419,7 Section 7. 66.60 (16) (a) of the statutes is amended to read:
66.60 (16) (a) In addition to all other methods provided by law, special charges for current services rendered may be imposed by the governing body by allocating all or part of the cost to the property served. Such may include, without limitation because of enumeration, snow and ice removal, weed elimination, street sprinkling, oiling and tarring, repair of sidewalks or curb and gutter, garbage and refuse disposal, sewer service storm water management, including construction of storm water management facilities, and tree care. The provisions for notice of such charge shall be optional with the governing body except that in the case of street tarring and the repair of sidewalks, curb or gutters, a class 1 notice, under ch. 985, shall be published at least 20 days before the hearing or proceeding and a copy of the notice shall be mailed at least 10 days before the hearing or proceeding to every interested person whose post-office address is known, or can be ascertained with reasonable diligence. Such notice shall specify that on a certain date a hearing will be held by the governing body as to whether the service in question shall be performed at the cost of the property owner, at which hearing anyone interested will be heard.

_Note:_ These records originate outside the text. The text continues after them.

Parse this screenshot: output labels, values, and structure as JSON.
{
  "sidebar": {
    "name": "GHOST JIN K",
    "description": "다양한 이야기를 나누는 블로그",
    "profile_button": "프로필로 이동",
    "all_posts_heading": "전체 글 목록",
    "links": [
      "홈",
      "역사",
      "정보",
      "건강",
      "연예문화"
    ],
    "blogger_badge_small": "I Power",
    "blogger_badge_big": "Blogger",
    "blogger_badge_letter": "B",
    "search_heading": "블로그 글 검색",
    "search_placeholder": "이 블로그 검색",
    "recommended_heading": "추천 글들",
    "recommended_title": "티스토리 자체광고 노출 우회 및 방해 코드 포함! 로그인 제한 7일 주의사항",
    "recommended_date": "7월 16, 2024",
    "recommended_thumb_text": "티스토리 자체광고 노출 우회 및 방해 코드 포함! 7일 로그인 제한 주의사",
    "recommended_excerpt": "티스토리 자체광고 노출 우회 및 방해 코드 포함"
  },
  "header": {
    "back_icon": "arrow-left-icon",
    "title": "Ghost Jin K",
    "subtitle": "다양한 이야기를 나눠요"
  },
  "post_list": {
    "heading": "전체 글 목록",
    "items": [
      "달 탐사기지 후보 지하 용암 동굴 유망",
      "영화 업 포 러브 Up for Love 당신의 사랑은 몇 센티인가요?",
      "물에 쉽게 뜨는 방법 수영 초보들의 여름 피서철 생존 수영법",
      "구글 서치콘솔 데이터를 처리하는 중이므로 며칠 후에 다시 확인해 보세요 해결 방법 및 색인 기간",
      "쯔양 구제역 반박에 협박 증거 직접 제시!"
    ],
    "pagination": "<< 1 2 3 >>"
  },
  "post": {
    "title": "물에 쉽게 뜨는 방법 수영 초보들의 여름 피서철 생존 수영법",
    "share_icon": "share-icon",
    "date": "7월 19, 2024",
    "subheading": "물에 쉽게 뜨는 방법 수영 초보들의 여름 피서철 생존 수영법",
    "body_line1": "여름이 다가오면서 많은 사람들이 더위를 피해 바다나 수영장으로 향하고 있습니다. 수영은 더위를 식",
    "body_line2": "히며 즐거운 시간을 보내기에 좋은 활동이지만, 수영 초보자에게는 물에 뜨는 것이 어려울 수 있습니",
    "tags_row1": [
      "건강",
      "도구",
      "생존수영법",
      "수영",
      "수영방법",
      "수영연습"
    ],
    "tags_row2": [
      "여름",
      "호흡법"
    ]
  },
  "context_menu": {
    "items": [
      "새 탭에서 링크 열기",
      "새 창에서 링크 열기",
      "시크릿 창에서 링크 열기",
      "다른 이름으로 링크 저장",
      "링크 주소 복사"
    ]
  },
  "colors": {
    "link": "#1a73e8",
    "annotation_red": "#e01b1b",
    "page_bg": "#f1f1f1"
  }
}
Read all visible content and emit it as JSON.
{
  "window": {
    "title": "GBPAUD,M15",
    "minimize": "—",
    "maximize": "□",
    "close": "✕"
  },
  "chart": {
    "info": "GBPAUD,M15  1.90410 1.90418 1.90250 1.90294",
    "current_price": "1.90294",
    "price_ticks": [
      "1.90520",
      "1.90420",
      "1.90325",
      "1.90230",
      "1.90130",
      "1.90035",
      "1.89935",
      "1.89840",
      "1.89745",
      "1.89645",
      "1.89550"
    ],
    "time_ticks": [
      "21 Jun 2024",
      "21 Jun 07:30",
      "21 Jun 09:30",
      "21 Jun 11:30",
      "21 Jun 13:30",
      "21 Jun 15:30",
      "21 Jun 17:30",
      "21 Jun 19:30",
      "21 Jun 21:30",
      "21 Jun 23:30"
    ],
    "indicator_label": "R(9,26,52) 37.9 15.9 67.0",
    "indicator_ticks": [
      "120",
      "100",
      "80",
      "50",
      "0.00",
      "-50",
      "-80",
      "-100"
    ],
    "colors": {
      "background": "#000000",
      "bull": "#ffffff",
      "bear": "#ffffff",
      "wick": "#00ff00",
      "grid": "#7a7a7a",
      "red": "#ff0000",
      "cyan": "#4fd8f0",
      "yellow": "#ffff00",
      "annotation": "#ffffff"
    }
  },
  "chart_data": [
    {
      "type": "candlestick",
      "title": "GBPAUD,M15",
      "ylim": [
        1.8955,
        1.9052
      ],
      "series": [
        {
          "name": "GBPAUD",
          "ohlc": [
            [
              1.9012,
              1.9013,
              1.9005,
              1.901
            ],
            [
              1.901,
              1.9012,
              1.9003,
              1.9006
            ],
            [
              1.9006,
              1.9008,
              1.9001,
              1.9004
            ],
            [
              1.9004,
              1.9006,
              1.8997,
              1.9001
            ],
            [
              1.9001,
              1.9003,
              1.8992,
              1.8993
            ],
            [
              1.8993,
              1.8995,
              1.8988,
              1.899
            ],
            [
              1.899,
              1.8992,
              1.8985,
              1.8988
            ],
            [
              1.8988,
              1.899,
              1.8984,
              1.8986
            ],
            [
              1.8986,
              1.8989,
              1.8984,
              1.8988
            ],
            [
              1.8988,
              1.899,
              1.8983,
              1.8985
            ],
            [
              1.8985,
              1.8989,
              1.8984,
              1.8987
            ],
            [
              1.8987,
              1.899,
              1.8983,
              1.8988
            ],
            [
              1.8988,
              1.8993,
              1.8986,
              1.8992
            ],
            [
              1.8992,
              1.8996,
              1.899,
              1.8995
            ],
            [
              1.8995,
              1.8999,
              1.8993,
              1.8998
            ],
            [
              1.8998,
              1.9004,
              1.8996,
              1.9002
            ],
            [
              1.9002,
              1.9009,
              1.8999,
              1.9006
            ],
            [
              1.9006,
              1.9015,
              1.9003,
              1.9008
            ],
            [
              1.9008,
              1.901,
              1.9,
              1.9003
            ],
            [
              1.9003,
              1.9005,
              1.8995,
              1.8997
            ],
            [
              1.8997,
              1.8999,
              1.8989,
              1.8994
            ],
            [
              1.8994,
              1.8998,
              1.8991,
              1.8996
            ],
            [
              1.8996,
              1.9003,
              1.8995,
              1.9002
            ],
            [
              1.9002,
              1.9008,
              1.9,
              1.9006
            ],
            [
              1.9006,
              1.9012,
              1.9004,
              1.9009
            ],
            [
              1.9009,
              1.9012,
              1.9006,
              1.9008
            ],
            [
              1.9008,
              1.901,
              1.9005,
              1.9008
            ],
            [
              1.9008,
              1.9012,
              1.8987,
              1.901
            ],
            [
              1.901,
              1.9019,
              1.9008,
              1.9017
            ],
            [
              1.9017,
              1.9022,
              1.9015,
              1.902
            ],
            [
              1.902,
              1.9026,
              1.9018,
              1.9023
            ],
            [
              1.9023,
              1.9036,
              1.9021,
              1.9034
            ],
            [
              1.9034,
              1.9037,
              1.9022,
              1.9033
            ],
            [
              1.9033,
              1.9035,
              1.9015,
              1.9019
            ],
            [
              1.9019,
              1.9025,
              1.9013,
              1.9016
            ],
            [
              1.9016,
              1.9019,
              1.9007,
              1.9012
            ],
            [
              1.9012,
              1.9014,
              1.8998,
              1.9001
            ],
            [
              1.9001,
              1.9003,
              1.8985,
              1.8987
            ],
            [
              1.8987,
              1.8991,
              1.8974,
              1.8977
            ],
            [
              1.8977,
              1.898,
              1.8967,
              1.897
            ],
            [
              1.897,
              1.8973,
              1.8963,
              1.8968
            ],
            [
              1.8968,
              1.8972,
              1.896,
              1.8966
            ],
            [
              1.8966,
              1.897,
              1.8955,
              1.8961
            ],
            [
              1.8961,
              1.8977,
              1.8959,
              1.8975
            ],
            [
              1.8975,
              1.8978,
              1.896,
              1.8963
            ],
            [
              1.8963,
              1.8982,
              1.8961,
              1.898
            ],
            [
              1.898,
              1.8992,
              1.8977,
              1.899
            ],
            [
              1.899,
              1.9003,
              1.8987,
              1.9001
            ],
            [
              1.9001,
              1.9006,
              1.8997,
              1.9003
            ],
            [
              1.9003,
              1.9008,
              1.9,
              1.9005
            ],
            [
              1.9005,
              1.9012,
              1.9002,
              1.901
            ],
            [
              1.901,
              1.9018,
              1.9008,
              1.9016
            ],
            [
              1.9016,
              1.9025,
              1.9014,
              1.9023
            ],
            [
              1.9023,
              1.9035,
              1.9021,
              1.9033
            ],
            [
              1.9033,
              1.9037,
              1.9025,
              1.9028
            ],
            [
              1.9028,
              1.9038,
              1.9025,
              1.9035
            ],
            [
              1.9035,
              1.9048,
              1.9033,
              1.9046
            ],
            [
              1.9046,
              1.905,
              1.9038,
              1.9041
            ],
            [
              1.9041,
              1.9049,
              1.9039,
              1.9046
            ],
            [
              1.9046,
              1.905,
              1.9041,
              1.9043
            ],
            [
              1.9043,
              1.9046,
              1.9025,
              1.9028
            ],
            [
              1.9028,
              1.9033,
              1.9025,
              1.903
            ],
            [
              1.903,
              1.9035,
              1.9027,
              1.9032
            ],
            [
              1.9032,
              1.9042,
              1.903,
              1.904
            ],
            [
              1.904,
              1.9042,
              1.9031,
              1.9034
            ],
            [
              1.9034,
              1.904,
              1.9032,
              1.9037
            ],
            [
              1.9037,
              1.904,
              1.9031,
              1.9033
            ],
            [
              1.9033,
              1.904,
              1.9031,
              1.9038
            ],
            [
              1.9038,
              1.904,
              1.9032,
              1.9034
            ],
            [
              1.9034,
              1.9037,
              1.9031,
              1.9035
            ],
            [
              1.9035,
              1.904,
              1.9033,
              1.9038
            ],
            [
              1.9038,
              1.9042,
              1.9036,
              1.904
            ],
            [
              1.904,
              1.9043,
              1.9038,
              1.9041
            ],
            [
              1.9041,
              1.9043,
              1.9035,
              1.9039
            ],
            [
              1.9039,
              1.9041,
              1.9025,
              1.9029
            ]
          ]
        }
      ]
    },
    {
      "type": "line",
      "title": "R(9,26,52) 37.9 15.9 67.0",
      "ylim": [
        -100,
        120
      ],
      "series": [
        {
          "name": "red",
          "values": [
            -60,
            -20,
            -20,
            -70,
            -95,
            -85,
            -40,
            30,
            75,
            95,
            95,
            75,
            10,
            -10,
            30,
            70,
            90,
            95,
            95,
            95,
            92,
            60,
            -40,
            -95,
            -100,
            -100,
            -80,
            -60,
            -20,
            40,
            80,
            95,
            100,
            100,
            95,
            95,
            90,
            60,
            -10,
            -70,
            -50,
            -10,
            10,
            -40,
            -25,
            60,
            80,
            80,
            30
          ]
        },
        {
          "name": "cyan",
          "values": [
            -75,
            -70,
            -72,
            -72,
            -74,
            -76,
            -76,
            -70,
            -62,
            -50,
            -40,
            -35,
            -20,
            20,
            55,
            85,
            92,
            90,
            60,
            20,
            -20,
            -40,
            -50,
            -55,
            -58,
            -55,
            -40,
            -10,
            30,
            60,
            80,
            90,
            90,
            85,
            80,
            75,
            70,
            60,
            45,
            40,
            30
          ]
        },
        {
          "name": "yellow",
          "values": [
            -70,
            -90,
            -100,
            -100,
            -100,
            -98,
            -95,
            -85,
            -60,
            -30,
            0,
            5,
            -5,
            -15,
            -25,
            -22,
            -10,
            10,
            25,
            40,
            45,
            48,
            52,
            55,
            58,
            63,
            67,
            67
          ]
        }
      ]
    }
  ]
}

419,8 Section 8. 66.60 (16) (d) of the statutes is created to read:
66.60 (16) (d) Except with respect to storm water management services, including construction of storm water management facilities, a municipal public utility may not use the procedures under this subsection to collect arrearages.
419,7 Section 7. Initial applicability.
(1)  The treatment of sections 66.069 (1) (b) and (bn), 66.071 (1) (e) and (en) and 66.60 (16) (a) and (d) of the statutes first applies to charges for utility services provided on January 1, 1997.